Although experiences of other employees might be viewed as indirect or circumstantial evidence, discrimination cases typically lack direct evidence such as a manager stating that someone did not gain a promotion because she was a woman. A U.S. Court of Appeals for the 4th Circuit decision validated the notion that discrimination by its nature included a comparison of management’s treatment of multiple employees. For example, promoting a white candidate with less experience than a dozen qualified African American candidates illustrates possible discrimination.
Time could also play a role in showing the relevancy of the experiences of other workers. A court might examine whether or not multiple people experienced the same type of treatment at about the same time as a plaintiff. Similarity in job duties could matter as well. People do not need to hold identical positions to have their treatment compared. They might still be comparable if they had the same supervisor and performed similar tasks.

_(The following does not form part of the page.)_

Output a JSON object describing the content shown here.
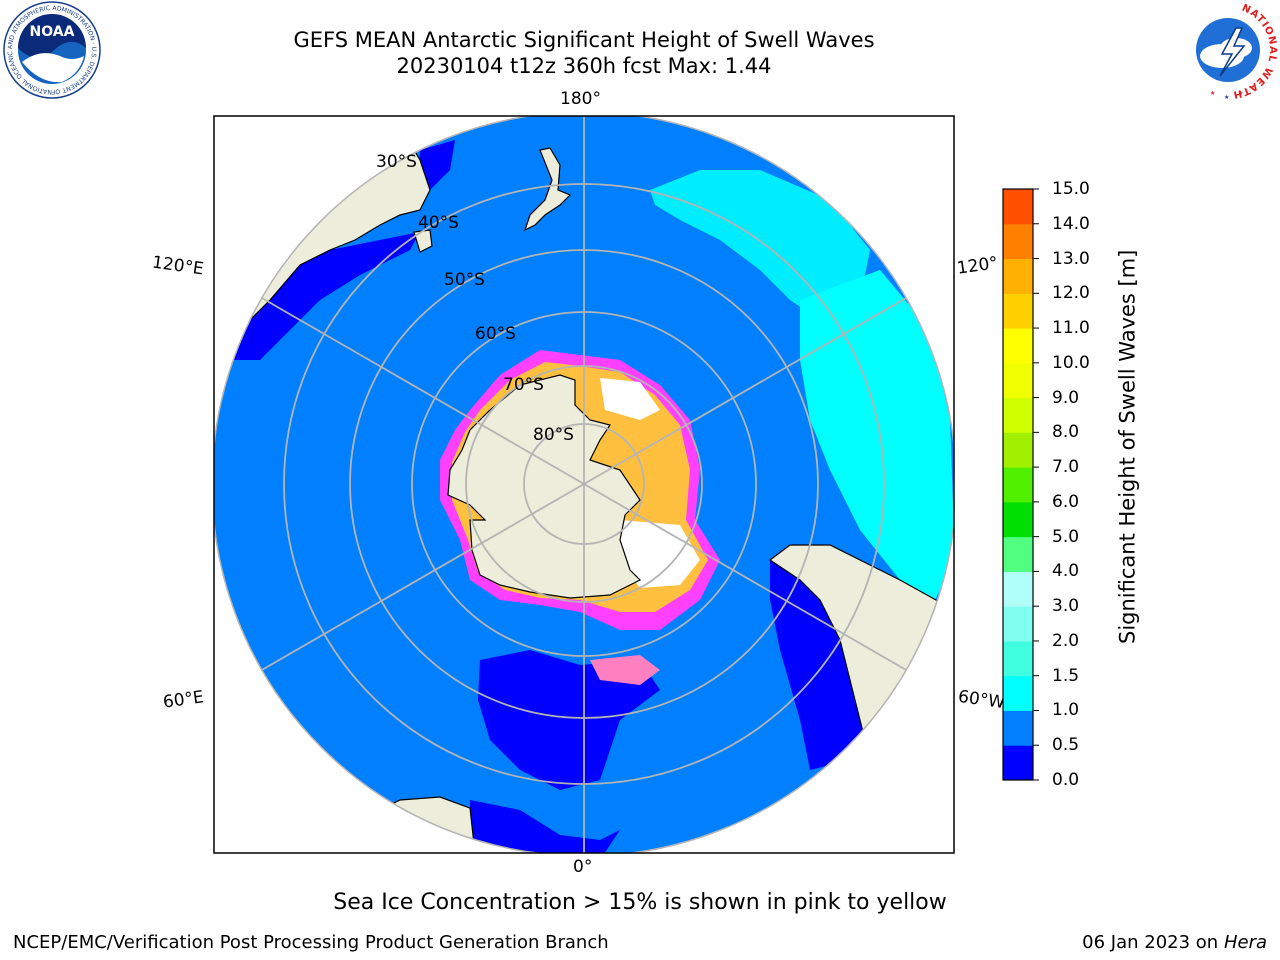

A person seeking a legal remedy to workplace discrimination could discuss with an attorney the possibility of including co-workers’ experiences as evidence. To gather evidence for a lawsuit, an attorney might request payroll records, employee evaluations and correspondence with management. Direct interviews with co-workers might take place to gain statements about how they were treated. An attorney will strive to use this information within court filings to show a pattern of unfair treatment on the basis of race, gender, age or religion.